Like Dave I keep my stones in water and don`t use oil,I use a very thin dish soap,I did suggest cleaning a blocked stone in a dish washer try it and see what you think.

Gary I hope you don`t mind if I just mention the Fox wedged M&T joint. I use it when building doors and JMHO I think its a first class joint but it has to be just just right.

Under cut the mortice just a wee bit to much and the tenon will not be tight,cut the wedges to thick and the tenon will not go all the way into the mortice and you wont get it out again.

Thats why it is also called the suicide joint. 

Billy


----------



## Billy De (Jul 19, 2009)

Forgot to add a pic some tools just need a slip stone.


----------



## Steve Neul (Sep 2, 2011)

Gary, I don't think you are a novice. Your work looks good to me. I would suggest you turn your attention to furniture. You could build some antique reproductions and put some ball and claw feet on them or apply some relief carving on them. You could use some chisels with a more shallow sweep to work the backgrounds. On furniture you would need to carve the background smoother then your USN plaque. It looks fine on the plaque but on furniture you want to see as little tool marks as possible.


----------



## Gary0855 (Aug 3, 2010)

Steve, I know what you mean with the backround, I had to work with what I had though. 
Thanks for the list of tools, I will pick up some of the most used ones first.


----------



## Steve Neul (Sep 2, 2011)

If there is anything else I can do let me know. 

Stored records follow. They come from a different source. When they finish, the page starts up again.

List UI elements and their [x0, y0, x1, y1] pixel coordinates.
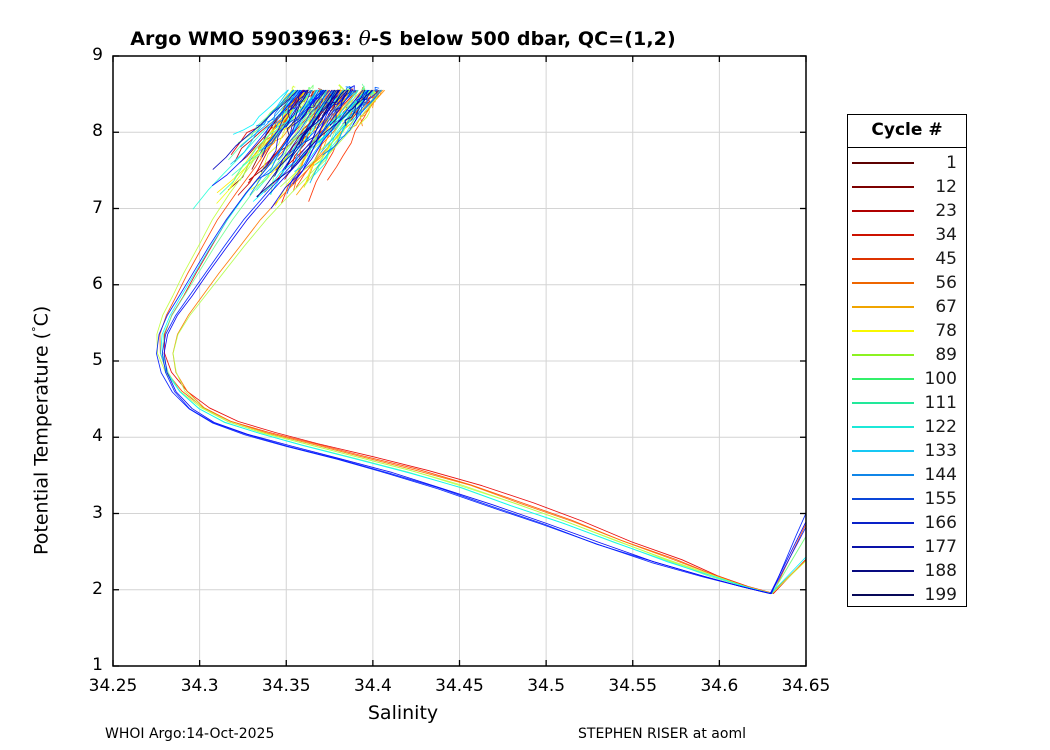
legend-color-swatch: [852, 306, 914, 308]
y-tick-label: 6: [92, 273, 103, 294]
legend-item[interactable]: 199: [848, 583, 966, 607]
x-tick-label: 34.45: [435, 676, 484, 696]
legend-item[interactable]: 188: [848, 559, 966, 583]
legend-item[interactable]: 56: [848, 271, 966, 295]
legend-color-swatch: [852, 402, 914, 404]
y-tick-label: 4: [92, 426, 103, 447]
legend-item[interactable]: 78: [848, 319, 966, 343]
legend-item[interactable]: 12: [848, 175, 966, 199]
legend-item-label: 166: [924, 512, 957, 533]
legend-item[interactable]: 177: [848, 535, 966, 559]
x-tick-label: 34.35: [261, 676, 311, 696]
legend-item-label: 67: [935, 296, 957, 317]
x-tick-label: 34.4: [353, 676, 392, 696]
legend-item[interactable]: 144: [848, 463, 966, 487]
legend-item-label: 122: [924, 416, 957, 437]
x-tick-label: 34.5: [527, 676, 566, 696]
y-axis-title-post: C): [30, 305, 53, 327]
legend-color-swatch: [852, 330, 914, 332]
legend-item-label: 144: [924, 464, 957, 485]
legend-item[interactable]: 100: [848, 367, 966, 391]
legend-item-label: 111: [924, 392, 957, 413]
legend-color-swatch: [852, 546, 914, 548]
y-tick-label: 3: [92, 502, 103, 523]
legend-item[interactable]: 133: [848, 439, 966, 463]
legend-item[interactable]: 67: [848, 295, 966, 319]
legend-color-swatch: [852, 186, 914, 188]
x-axis-title: Salinity: [367, 702, 439, 724]
legend-item-label: 45: [935, 248, 957, 269]
legend-item-label: 56: [935, 272, 957, 293]
title-prefix: Argo WMO 5903963:: [130, 28, 359, 50]
legend-item-label: 188: [924, 560, 957, 581]
y-tick-label: 1: [92, 655, 103, 675]
legend-color-swatch: [852, 258, 914, 260]
axis-ticks: [112, 55, 807, 667]
degree-symbol: °: [30, 326, 43, 332]
footer-credit-right: STEPHEN RISER at aoml: [578, 726, 746, 742]
legend-item-label: 177: [924, 536, 957, 557]
y-axis-title: Potential Temperature (°C): [30, 306, 52, 555]
legend-item-label: 1: [946, 152, 957, 173]
legend-color-swatch: [852, 378, 914, 380]
page-title: Argo WMO 5903963: θ-S below 500 dbar, QC…: [0, 26, 806, 50]
legend-item[interactable]: 45: [848, 247, 966, 271]
legend-item[interactable]: 34: [848, 223, 966, 247]
legend-color-swatch: [852, 234, 914, 236]
y-tick-label: 8: [92, 121, 103, 142]
x-tick-label: 34.6: [700, 676, 739, 696]
x-tick-label: 34.55: [608, 676, 658, 696]
legend-color-swatch: [852, 282, 914, 284]
y-tick-label: 5: [92, 350, 103, 370]
y-axis-title-pre: Potential Temperature (: [30, 331, 53, 555]
legend-box: Cycle # 1 12 23 34 45 56 67 78 89 100 111 122 133 144…: [847, 114, 967, 607]
legend-title: Cycle #: [848, 115, 966, 148]
y-tick-label: 7: [92, 197, 103, 218]
legend-color-swatch: [852, 594, 914, 596]
legend-item[interactable]: 166: [848, 511, 966, 535]
y-tick-label: 9: [92, 45, 103, 65]
legend-color-swatch: [852, 426, 914, 428]
grid-lines: [113, 56, 806, 666]
profile-curves: [156, 83, 806, 595]
legend-item[interactable]: 111: [848, 391, 966, 415]
legend-color-swatch: [852, 498, 914, 500]
legend-color-swatch: [852, 522, 914, 524]
legend-item[interactable]: 1: [848, 151, 966, 175]
legend-color-swatch: [852, 474, 914, 476]
x-tick-label: 34.65: [781, 676, 831, 696]
legend-item-label: 89: [935, 344, 957, 365]
legend-item-label: 34: [935, 224, 957, 245]
legend-color-swatch: [852, 210, 914, 212]
x-tick-label: 34.3: [180, 676, 219, 696]
x-tick-label: 34.25: [88, 676, 138, 696]
legend-color-swatch: [852, 570, 914, 572]
legend-item-list: 1 12 23 34 45 56 67 78 89 100 111 122 133 144 155 166 17…: [848, 148, 966, 607]
theta-symbol: θ: [358, 26, 371, 50]
footer-credit-left: WHOI Argo:14-Oct-2025: [105, 726, 275, 742]
legend-color-swatch: [852, 354, 914, 356]
legend-item[interactable]: 89: [848, 343, 966, 367]
legend-item-label: 23: [935, 200, 957, 221]
y-tick-label: 2: [92, 578, 103, 599]
legend-item-label: 100: [924, 368, 957, 389]
legend-item[interactable]: 155: [848, 487, 966, 511]
legend-item[interactable]: 122: [848, 415, 966, 439]
legend-item-label: 78: [935, 320, 957, 341]
legend-item-label: 12: [935, 176, 957, 197]
legend-color-swatch: [852, 162, 914, 164]
legend-color-swatch: [852, 450, 914, 452]
legend-item-label: 199: [924, 584, 957, 605]
legend-item-label: 155: [924, 488, 957, 509]
legend-item[interactable]: 23: [848, 199, 966, 223]
title-suffix: -S below 500 dbar, QC=(1,2): [370, 28, 676, 50]
legend-item-label: 133: [924, 440, 957, 461]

After looking into it I think others were right about the incannel gouge. I had never heard the term before and I was just looking at the pictures. I looked up incannel and it seems the chisels were mainly used in coping molding so I can see how the reverse grind on the chisel would be useful. I can also see how you could make use the chisel in woodcarving defining a radius shape. I use a gouge for this but since mine are outcannel gouges I have to hold the chisel on a angle to make the cut. With the incannel gouge you could just hold the chisel straight up.


----------